Recently The New York Times op-ed columnist Ross Douthat, who happens to be Catholic, published a piece called “Is It Weird to Care About the Birthrate?

“The deeper we get into a birth dearth,” he wrote, “the more dramatic the alteration required to come back up … a transformation in how the sexes relate to one another … a recovery of existential hope.”

To me this is a no-brainer. You don’t need to be a scientist, an expert in demographics, or a member of a particular political party to intuit that a globally falling birthrate cannot possibly bode well for future generations, or the future of the planet.

As is often the case, mine was the minority view. Yes, it’s weird, ran the vast majority of the comments. It’s creepy, it’s fascistic. This is just your totalitarian, patriarchal Church. We already have too many people who are ruining the planet. If you want more people, let in more immigrants, you bigot.

“We all know where this ends. Forced pregnancy and forced birth.” Sixty-seven recommend.

“Pregnancy and childbirth are like being constipated for 9 months, and then finally having a massive, painful, risky, injury-inducing bowel movement from which it takes months to recover. Does that sound appealing to you? I thought not.” Fifty-two recommend.

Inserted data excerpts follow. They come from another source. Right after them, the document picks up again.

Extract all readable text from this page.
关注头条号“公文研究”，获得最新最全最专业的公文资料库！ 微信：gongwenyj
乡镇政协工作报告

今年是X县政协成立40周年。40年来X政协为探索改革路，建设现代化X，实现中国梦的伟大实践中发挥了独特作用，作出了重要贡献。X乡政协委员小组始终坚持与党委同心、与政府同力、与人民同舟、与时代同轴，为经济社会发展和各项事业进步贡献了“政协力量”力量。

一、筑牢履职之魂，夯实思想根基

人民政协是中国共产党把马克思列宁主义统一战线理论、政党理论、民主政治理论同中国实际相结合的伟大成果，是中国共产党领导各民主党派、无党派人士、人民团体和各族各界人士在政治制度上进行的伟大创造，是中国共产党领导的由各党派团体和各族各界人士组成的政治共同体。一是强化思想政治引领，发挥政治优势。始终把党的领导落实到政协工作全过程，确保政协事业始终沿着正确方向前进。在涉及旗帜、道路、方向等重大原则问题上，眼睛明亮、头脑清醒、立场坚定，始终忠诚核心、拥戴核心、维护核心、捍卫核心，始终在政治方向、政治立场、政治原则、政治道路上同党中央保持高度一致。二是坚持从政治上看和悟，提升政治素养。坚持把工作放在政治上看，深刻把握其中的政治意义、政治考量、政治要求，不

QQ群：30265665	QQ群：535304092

“ ‘Children are good, human beings are good...’ Quite the opposite is true. Human beings are, by nature, bad. They are hostile, violent, selfish, and destructive, and unable to live together without conflict.” Thirty-one recommend.

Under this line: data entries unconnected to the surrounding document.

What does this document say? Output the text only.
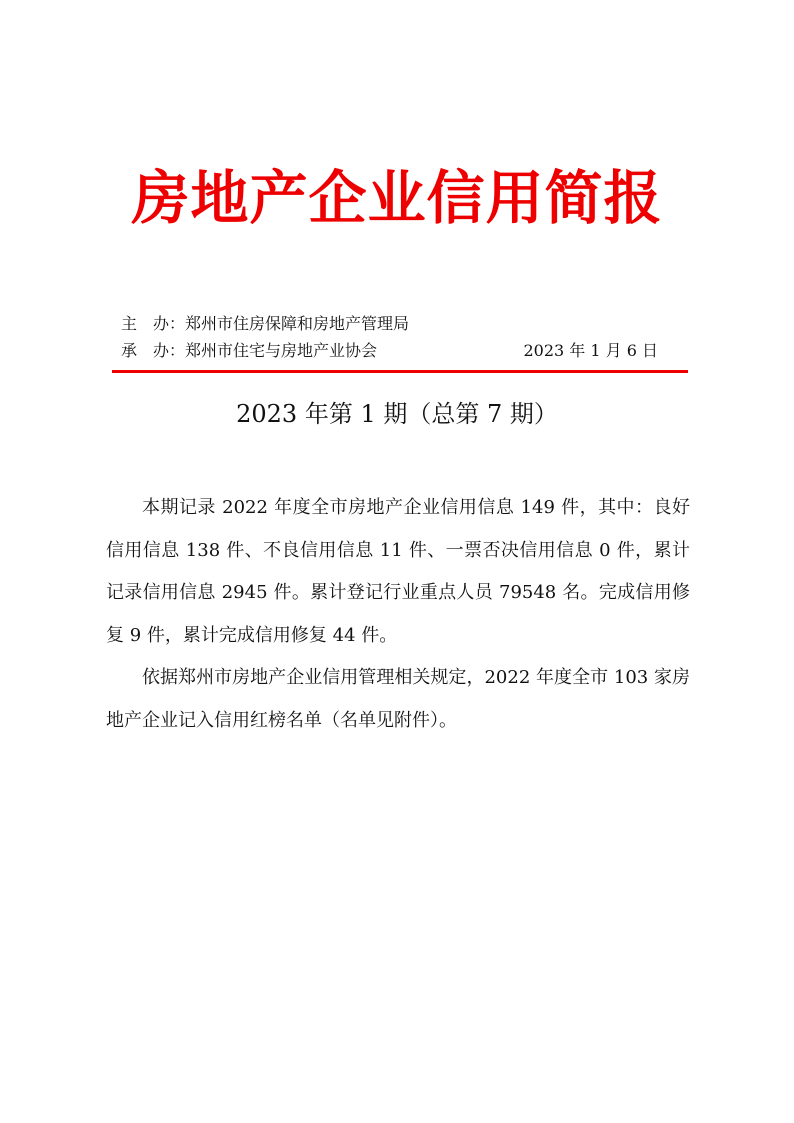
房地产企业信用简报
主　办：郑州市住房保障和房地产管理局
承　办：郑州市住宅与房地产业协会	2023 年 1 月 6 日
2023 年第 1 期（总第 7 期）

本期记录 2022 年度全市房地产企业信用信息 149 件，其中：良好信用信息 138 件、不良信用信息 11 件、一票否决信用信息 0 件，累计记录信用信息 2945 件。累计登记行业重点人员 79548 名。完成信用修复 9 件，累计完成信用修复 44 件。

依据郑州市房地产企业信用管理相关规定，2022 年度全市 103 家房地产企业记入信用红榜名单（名单见附件）。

“I am so relieved that the populations are declining all over the world. I can proudly say I did not breed to contribute to the problem. I am very proud of that.” Twenty recommend. 

Enter the compelling new Frontline documentary “Two American Families.” Tony and Terry Neumann (white) and Claude and Jackie Stanley (Black) live in Milwaukee. The camera follows them for 30 years as they marry, raise families, try desperately to stay afloat financially, and age.

To its great credit, the filmmakers steer clear of politics. We see the Neumanns (Catholic, three kids) and the Stanleys (evangelical Christians, five kids) attending church, but we don’t see how they vote. We see them eating with their kids, helping with homework, dropping them off at school, encouraging them to do chores. But mostly we see them working. After having three kids and buying a house, Tony Neumann loses his relatively high-paying ($18 an hour) factory job and ends up on an $8.25/hour, no-benefits assembly line (night shift). Over the years he works various jobs as a machinist, and in his 60s, a handyman who has no desire (nor is he able financially) to stop working. We see Terry (sadly, she and Tony eventually separate), toiling away as a home health aide for the disabled, a commercial truck driver, and an armored car security guard. 

Claude Stanley, an ordained pastor, also gets laid off from a union factory job and hustles to find a $7/hour gig waterproofing basements. Jackie gets a real estate license but is blackballed from selling in pricier neighborhoods. Their three teenage sons form a lawn care service company, scrambling and scrounging for pocket money.

All the Neumann and Stanley kids grow up to be hard workers. Several now have kids of their own.

Keith, the eldest Stanley son, scrimps through to pay his college tuition, graduates and goes on to a series of executive jobs in nonprofit community development. 

In a way, he’s the most successful of the group, if by success is meant money, property, and prestige. Notably, he very consciously puts off having children. He’s watched his parents. He’s seen the price they’ve paid.

In his mid-30s, he gets married and though everything has gone according to plan, we see his ambivalence. Life is more than work, he observes, but “I know it’s not just hard work that you need to succeed. Many times it’s about luck. It’s about who you know. It’s about your ZIP code.”

It may also be what master we choose to serve, deep down. His parents never amassed a nest egg nor moved out of their dicey neighborhood partly because they chose to sacrifice their lives, just as the Neumanns have for their kids. 

“Two American Families” raises many more questions than it answers. What does it say about a culture, for example, when Jackie Stanley — a woman who has been married for 40 years, raised five thoughtful, hard-working children, who is known and respected throughout the community for her family’s good works — thinks of herself as a failure?

One New York Times commenter bared his “progressive” fangs: “It’s only a problem when the dumbest people have the highest birthrate. This is sort of what is happening these days. All the smart countries have flat birthrates and it is very good for their quality of life.” Seven recommend.

We’re all for the immigrant, in other words; we just don’t want them to “breed.”

“It’s fascinating that there seems to be a developing anti-child movement,” one dissenting thinker observed. “An idea that if fully embraced by everyone would lead to the extinction of humanity.” Zero recommend. 

In fact, it will only lead to the extinction of those who hate life. The rest of the world — the workers, the unsung heroes — will continue to have children.

And the meek shall inherit the earth.